Depending on the severity of your macular degeneration your doctor may recommend taking certain vitamins containing high levels of vitamin C, vitamin E, beta-carotene, and zinc can slow the progress of the dry type of the disease if you are at high risk for developing advanced stages of AMD. Consult your physician before starting or changing any vitamin or supplement regime. If you have wet AMD, it is important not to delay evaluation and treatment if your retina specialist has advised you to have it. After treatment, you will need to have frequent eye examinations to detect any recurrence of leaking blood vessels. People with wet and dry AMD also should monitor their own eyesight at home each day by checking the Amsler grid given to you by Retina Consultants of Nevada. You should notify the office immediately if you detect any changes on the Amsler grid card or in your vision.

What are the Treatment Options?

Dry AMD currently cannot be cured. But this does not mean that you will lose your sight. Fortunately, dry AMD develops very slowly. You may lose some of your central vision over the years. However, most people are able to lead normal, active lives – especially if AMD affects only one eye.

The dry form of AMD may change to the wet form overnight. It is important to recognize it and seek treatment in a timely manner. There are several options for treating wet AMD:

  • Thermal Laser Treatment – This treatment involves aiming a precise laser light beam onto the new blood vessels to destroy them. The major value of the treatment is that it may prevent further vision loss.
  • Transpupillary Themotherapy- this treatment involves placing laser over the area of abnormal blood vessels causing them to close down.
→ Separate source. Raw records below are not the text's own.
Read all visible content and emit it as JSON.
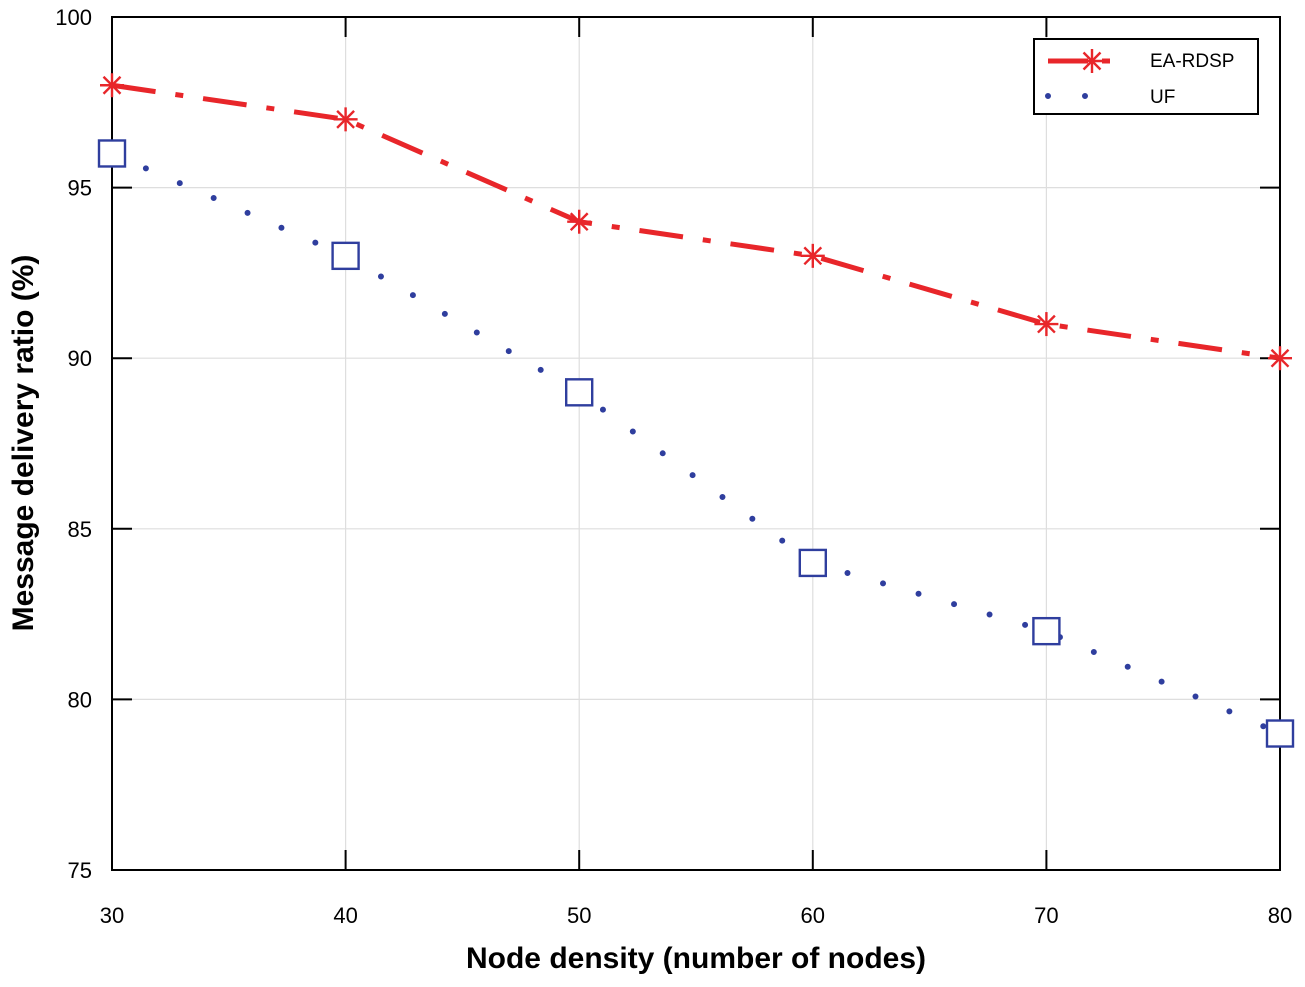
{
  "chart_data": {
    "type": "line",
    "title": "",
    "xlabel": "Node density (number of nodes)",
    "ylabel": "Message delivery ratio (%)",
    "x": [
      30,
      40,
      50,
      60,
      70,
      80
    ],
    "xlim": [
      30,
      80
    ],
    "ylim": [
      75,
      100
    ],
    "xticks": [
      30,
      40,
      50,
      60,
      70,
      80
    ],
    "yticks": [
      75,
      80,
      85,
      90,
      95,
      100
    ],
    "grid": true,
    "legend_position": "top-right",
    "series": [
      {
        "name": "EA-RDSP",
        "values": [
          98,
          97,
          94,
          93,
          91,
          90
        ],
        "color": "#e8262a",
        "line_style": "dash-dot",
        "marker": "asterisk"
      },
      {
        "name": "UF",
        "values": [
          96,
          93,
          89,
          84,
          82,
          79
        ],
        "color": "#2f3e9e",
        "line_style": "dotted",
        "marker": "square"
      }
    ]
  }
}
This may require repeated treatments. This therapy may help to stabilize the vision.
  • Photodynamic Therapy –This treatment involves injecting a photo-sensitive drug into the arm, which travels to the abnormal blood vessels. The drug then is activated by a laser light and seals the abnormal blood vessels. This may require repeated treatments. This therapy may help to preserve vision.
  • Injection of medication in the eye- There are several treatments available that involve injecting a medication into the eye. This treatment works to stop blood vessels from leaking into the part of the eye responsible for central vision. In some cases, patients have even reported improvements in their vision. First, the eye is numbed and then the drug is injected into the side of the eye. The treatment may need to be repeated every four to twelve weeks for an indefinite period of time. Each of these procedures is done in the Retina Consultants office and lasts a short time. Although a person may go home the same day, he or she will need to return for follow-up exams and/or treatments.

How is AMD Detected?

Your eye doctor may suspect AMD if you are over age 60 and have had recent changes in your central vision. To look for signs of the disease, he or she will use eye drops to dilate, or enlarge, your pupils. Dilating the pupils allows your eye doctor to view the back of the eye better. You also may be asked to view an Amsler grid, a pattern that looks like a checkerboard. Early changes of AMD may cause the grid to appear distorted, or have blank areas.If AMD is suspected, you may need testing, including a fluorescein angiography. In this test, a diagnostic drug is injected into a vein in your arm. As the drug passes through the blood vessels in the retina, pictures are taken that help your eye doctor determine if treatment is needed.

Making the Most of Your Remaining Vision

Early detection and treatment may reduce the loss of vision from macular degeneration. However, if some loss of vision should occur, it doesn’t have to rob you of life’s simplest pleasures if you learn how to use your remaining eyesight to see your best. Low vision aids, special lenses, or electronic systems and training can maximize your ability to read and perform other activities. Ask your doctor about additional information on low vision aids.